An diesem 8. Mai 1945 verkündete Gross­admiral Karl Dönitz in seiner Rundfunk­ansprache zur Kapitulation des Deutschen Reiches: «Deutsche Männer und Frauen! In meiner Ansprache am 1. Mai, in der ich dem deutschen Volk den Tod des Führers und meine Bestimmung zu seinem Nachfolger mitteilte, habe ich es als meine erste Aufgabe bezeichnet, das Leben deutscher Menschen zu retten. Um dieses Ziel zu erreichen, habe ich in der Nacht vom 6. zum 7. Mai dem Ober­kommando der Wehrmacht den Auftrag gegeben, die bedingungs­lose Kapitulation für alle kämpfenden Truppen auf allen Kriegs­schauplätzen zu erklären. (...) Die in unzähligen Schlachten bewährten Soldaten der deutschen Wehrmacht treten den bitteren Weg in die Gefangenschaft an (...)»

Am 4. Mai hatte die Wehrmacht ein erstes Mal kapituliert. Am folgenden Tag stand der Urururur­enkel jenes Friedrichs von Friedrichsruh, Prinz Bernhard der Niederlande, das einstige Reiter-SS-Mitglied, nun als Kommandant der nieder­ländischen Streitkräfte, neben dem kanadischen General Foulkes und dem deutschen Ober­befehlshaber Blaskowitz im Hotel de Wereld in Wageningen, als die Kapitulation der deutschen Einheiten im noch besetzten Teil der Niederlande verhandelt wurde.

Dönitz hatte bis zuletzt unerbittlich gehetzt. Noch Mitte Februar sprach er im Rundfunk die «lebens­bejahende» Jugend an, um sie sinnlos in den Tod zu hetzen: «Ihr seid vom Schicksal in die grösste Zeit unseres Volkes gestellt worden», schwadronierte er, er forderte weiterhin «fanatische Hingabe», «mit Leib und Seele dem Führer anzuhängen» in bedingungs­loser Treue und so weiter. Nach sehr kurzer Ausbildung sollten sich die jungen Männer gegenüber dem Feind «bewähren». Nicht dass ihr Führer selber zu ihnen «bedingungslose Treue» auch nur ansatzweise gezeigt hätte; deren Mangel trieb Hitler in jenen Wochen dazu, sich unbewährt aus dem Staub zu machen. Er überliess die verlorene Sache Dönitz und verkrümelte sich.
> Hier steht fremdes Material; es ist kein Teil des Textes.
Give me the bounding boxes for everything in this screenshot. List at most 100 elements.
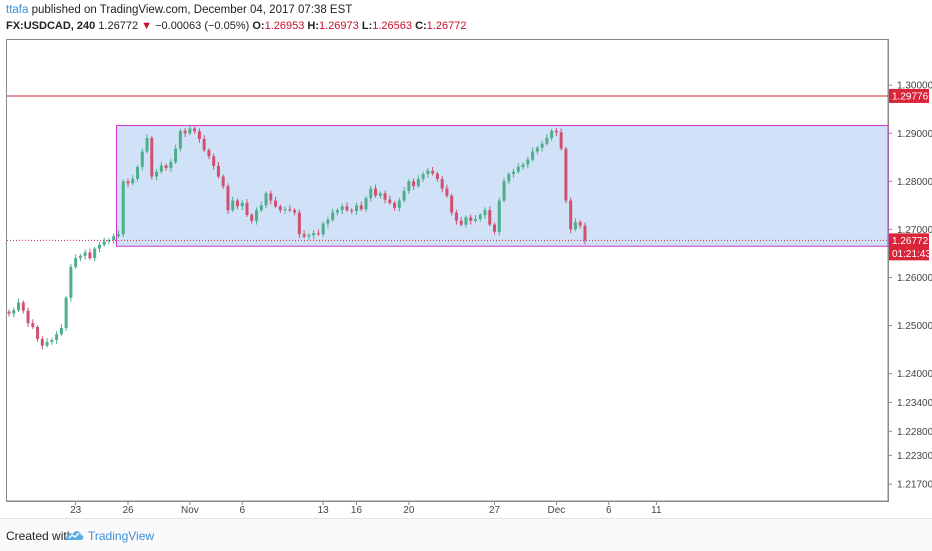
candle-body [359, 205, 363, 210]
candle [464, 215, 468, 228]
candle-body [150, 138, 154, 177]
candle [564, 146, 568, 204]
candle [136, 164, 140, 182]
candle-body [164, 165, 168, 168]
candle-body [50, 339, 54, 342]
candle-body [302, 234, 306, 237]
candle [212, 153, 216, 170]
candle [59, 324, 63, 337]
candle [469, 214, 473, 225]
candle-body [450, 195, 454, 213]
candle-body [183, 130, 187, 134]
candle [278, 204, 282, 214]
candle-body [459, 220, 463, 225]
candle [569, 197, 573, 234]
candle-body [136, 166, 140, 179]
candle [193, 126, 197, 135]
candle [545, 134, 549, 146]
candle [488, 206, 492, 227]
candle-body [397, 200, 401, 208]
ohlc-legend: FX:USDCAD, 240 1.26772 ▼ −0.00063 (−0.05… [6, 20, 466, 32]
created-with-text: Created with [6, 529, 74, 543]
candle [516, 163, 520, 174]
candle-body [426, 170, 430, 175]
open-label: O: [252, 20, 265, 32]
candle-body [340, 206, 344, 211]
candle [493, 222, 497, 235]
candle [507, 172, 511, 185]
last-price-label: 1.26772 [892, 236, 929, 247]
publisher-link[interactable]: ttafa [6, 4, 29, 16]
candle-body [278, 206, 282, 211]
candle-body [55, 334, 59, 340]
x-tick-label: 23 [70, 505, 82, 516]
candle-body [383, 193, 387, 200]
candle [578, 220, 582, 229]
candle-body [388, 199, 392, 203]
y-tick-label: 1.21700 [897, 480, 932, 491]
candle [97, 241, 101, 253]
candle-body [454, 212, 458, 221]
candle [335, 208, 339, 216]
candle-body [226, 186, 230, 211]
symbol-label[interactable]: FX:USDCAD, 240 [6, 20, 96, 32]
candle-body [178, 130, 182, 149]
candle [426, 167, 430, 178]
candle-body [464, 217, 468, 225]
candle-body [516, 166, 520, 172]
candle-body [97, 244, 101, 249]
candle-body [578, 222, 582, 226]
candle-body [545, 138, 549, 144]
candle-body [169, 162, 173, 168]
candle-body [502, 181, 506, 201]
tradingview-link[interactable]: TradingView [88, 529, 155, 543]
candle [388, 195, 392, 205]
change-label: −0.00063 (−0.05%) [155, 20, 250, 32]
y-tick-label: 1.23400 [897, 398, 932, 409]
candle [521, 162, 525, 170]
resistance-price-tag [889, 88, 929, 103]
candle [450, 193, 454, 216]
candle-body [245, 202, 249, 215]
last-price-tag [889, 233, 929, 261]
candle-body [497, 200, 501, 232]
candle-body [469, 217, 473, 221]
price-chart[interactable]: 1.30000 1.29000 1.28000 1.27000 1.26000 1.250… [0, 0, 932, 518]
candle [169, 159, 173, 172]
candle [559, 128, 563, 151]
candle [221, 174, 225, 190]
candle-body [274, 200, 278, 207]
candle [12, 307, 16, 318]
y-tick-label: 1.22300 [897, 451, 932, 462]
candle [297, 209, 301, 239]
candle-body [512, 171, 516, 175]
candle-body [535, 147, 539, 152]
candle-body [145, 138, 149, 152]
candle-body [17, 302, 21, 311]
candle-body [159, 165, 163, 172]
x-tick-label: 6 [239, 505, 245, 516]
x-tick-label: 27 [489, 505, 501, 516]
x-tick-label: 16 [351, 505, 363, 516]
candle [112, 233, 116, 244]
close-label: C: [415, 20, 427, 32]
candle-body [288, 209, 292, 211]
candle-body [569, 200, 573, 230]
y-tick-label: 1.25000 [897, 321, 932, 332]
candle [264, 191, 268, 209]
candle [383, 190, 387, 204]
y-tick-label: 1.26000 [897, 273, 932, 284]
candle [183, 127, 187, 138]
candle [102, 237, 106, 247]
candle-body [526, 159, 530, 165]
candle-body [312, 233, 316, 236]
candle [473, 214, 477, 223]
candle [7, 309, 11, 317]
candle-body [540, 143, 544, 148]
candle [88, 248, 92, 261]
candle-body [121, 181, 125, 235]
candle-body [93, 248, 97, 259]
candle-body [297, 212, 301, 235]
candle-body [235, 200, 239, 207]
candle [502, 177, 506, 203]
Am 3. Mai bezog die deutsche Regierung unter dem Kriegs­verbrecher Karl Dönitz, nun Reichs­präsident, in Flensburg-Mürwik ihr Hauptquartier. Drei Wochen später wurde Dönitz dort an Bord der Patria verhaftet, wo er sich eingerichtet hatte. Im Kapitäns­zimmer hatte er eine kleine Hitler-Büste aufgestellt. Die Patria war das letzte grosse Passagier­schiff, das die Hamburg-Amerikanische Packetfahrt-Actien-Gesellschaft (Hapag) vom Stapel laufen liess – jene Hapag, die der Jude und deutsche Patriot und Pazifist, der «Reeder des Kaisers» Albert Ballin, dessen Namen die Nazis überall ausradiert hatten, in den Jahren vor dem Ersten Weltkrieg zur grössten Schifffahrts­linie der Welt gemacht hatte. Die Patria wurde zum letzten Sitz von Hitlers Nachfolger. Als er verhaftet wurde, blieb der kleine Hitler in Plastik an Bord. Das Schiff selber fuhr ab 1946 und bis 1985 als «Rossiya» für die Sowjets über die Meere.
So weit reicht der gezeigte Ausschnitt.